There were so many problems with this idea. First, there was no way to know how long it might take to get to the why and while we were waiting, I was still dying from my eating disorder. My eating disorder loved every second that wasn’t spent challenging it. Second, for many sufferers, these “whys” are more symptoms of the disorder than causal or pre-existing issues. Third, a starved brain is incapable of doing deep therapeutic work. Fourth, the blame for not getting to the why usually landed squarely on the sufferer. I was not willing to work hard enough in therapy, to dig deep enough, to confront the real issues. And of course, my eating disorder used this criticism to further its argument that I was a piece of crap who deserved to suffer.
And of course, having spent years on this futile quest for the why in the hopes of making the road to recovery smoother and gentler, I had to go straight through the hard anyway. What a gift it would have been, had my treatment providers focused instead on helping me learn to tolerate the hard, on giving me the tools to bushwack through that jungle instead of standing in place waiting for a clear path to appear. If they had focused on demonstrating their confidence (real or faked) in my ability to handle the hard until I could have that confidence in myself. If they had told me that it’s hard because it’s hard, not because I was doing it wrong.

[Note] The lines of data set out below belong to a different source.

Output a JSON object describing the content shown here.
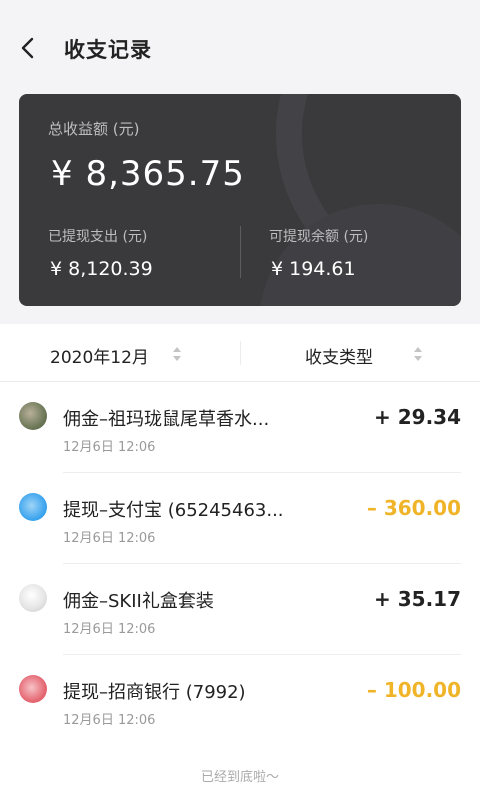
{
  "header": {
    "title": "收支记录",
    "back_icon": "chevron-left-icon"
  },
  "summary": {
    "total_label": "总收益额 (元)",
    "total_value": "¥ 8,365.75",
    "withdrawn_label": "已提现支出 (元)",
    "withdrawn_value": "¥ 8,120.39",
    "available_label": "可提现余额 (元)",
    "available_value": "¥ 194.61"
  },
  "filters": {
    "month": "2020年12月",
    "type": "收支类型",
    "sort_icon": "sort-arrows-icon"
  },
  "colors": {
    "income": "#222222",
    "withdraw": "#f0b429",
    "card_bg": "#3a3a3d"
  },
  "records": [
    {
      "title": "佣金–祖玛珑鼠尾草香水...",
      "time": "12月6日 12:06",
      "amount": "+ 29.34",
      "kind": "income",
      "avatar": "product-thumbnail"
    },
    {
      "title": "提现–支付宝 (65245463...",
      "time": "12月6日 12:06",
      "amount": "– 360.00",
      "kind": "withdraw",
      "avatar": "alipay-logo"
    },
    {
      "title": "佣金–SKII礼盒套装",
      "time": "12月6日 12:06",
      "amount": "+ 35.17",
      "kind": "income",
      "avatar": "product-thumbnail"
    },
    {
      "title": "提现–招商银行 (7992)",
      "time": "12月6日 12:06",
      "amount": "– 100.00",
      "kind": "withdraw",
      "avatar": "cmb-bank-logo"
    }
  ],
  "footer": {
    "end_text": "已经到底啦～"
  }
}
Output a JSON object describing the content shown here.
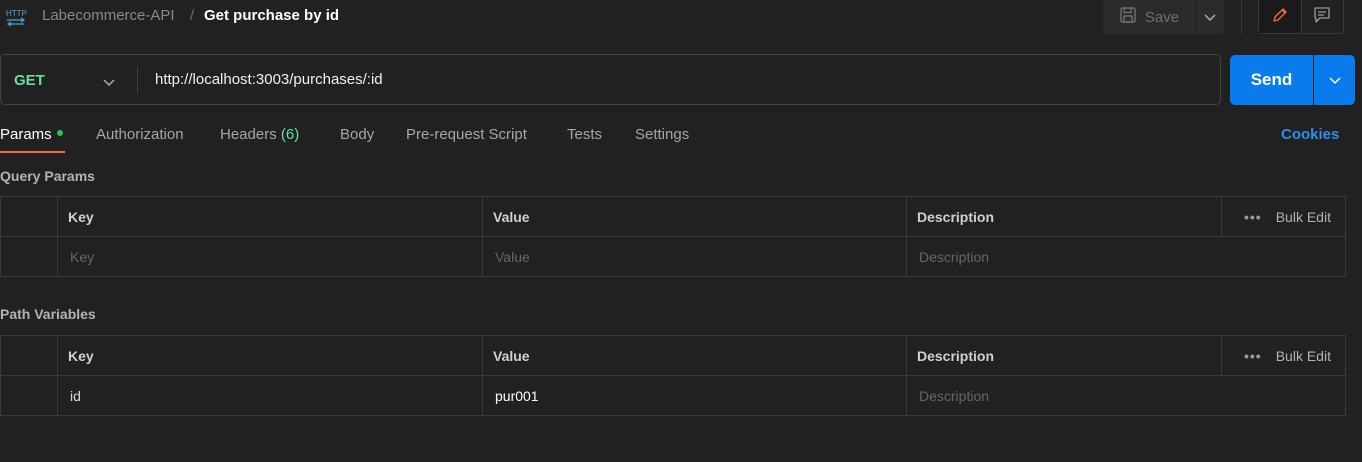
{
  "breadcrumb": {
    "icon": "http-icon",
    "parent": "Labecommerce-API",
    "separator": "/",
    "current": "Get purchase by id"
  },
  "toolbar": {
    "save_label": "Save",
    "save_icon": "floppy-disk-icon",
    "edit_icon": "pencil-icon",
    "comments_icon": "comment-icon"
  },
  "request": {
    "method": "GET",
    "url": "http://localhost:3003/purchases/:id",
    "send_label": "Send"
  },
  "tabs": [
    {
      "label": "Params",
      "active": true,
      "dot": true
    },
    {
      "label": "Authorization"
    },
    {
      "label": "Headers",
      "count": "(6)"
    },
    {
      "label": "Body"
    },
    {
      "label": "Pre-request Script"
    },
    {
      "label": "Tests"
    },
    {
      "label": "Settings"
    }
  ],
  "cookies_label": "Cookies",
  "query_params": {
    "title": "Query Params",
    "headers": {
      "key": "Key",
      "value": "Value",
      "description": "Description",
      "bulk_edit": "Bulk Edit"
    },
    "placeholders": {
      "key": "Key",
      "value": "Value",
      "description": "Description"
    }
  },
  "path_variables": {
    "title": "Path Variables",
    "headers": {
      "key": "Key",
      "value": "Value",
      "description": "Description",
      "bulk_edit": "Bulk Edit"
    },
    "rows": [
      {
        "key": "id",
        "value": "pur001",
        "description_placeholder": "Description"
      }
    ]
  },
  "colors": {
    "accent_orange": "#f26b3a",
    "send_blue": "#097bed",
    "method_green": "#6bdd9a",
    "cookies_blue": "#2f8cf0"
  }
}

To sufferers (the thing I needed to hear that perhaps you do too): It’s hard because it’s hard. Not because you’re weak. Not because you’re unwilling to “dig deep into the real issues”. I have confidence that you can tolerate the hard and someday you will have that confidence in yourself as well. The only way to make it easier is to do it now while it’s hard. The only way out is through. There is no shortcut. There is no magic key at the bottom of the therapeutic well that allows you to unlock the recovery door. Anyone who tells you otherwise is peddling snake oil. You don’t get to skip the hard.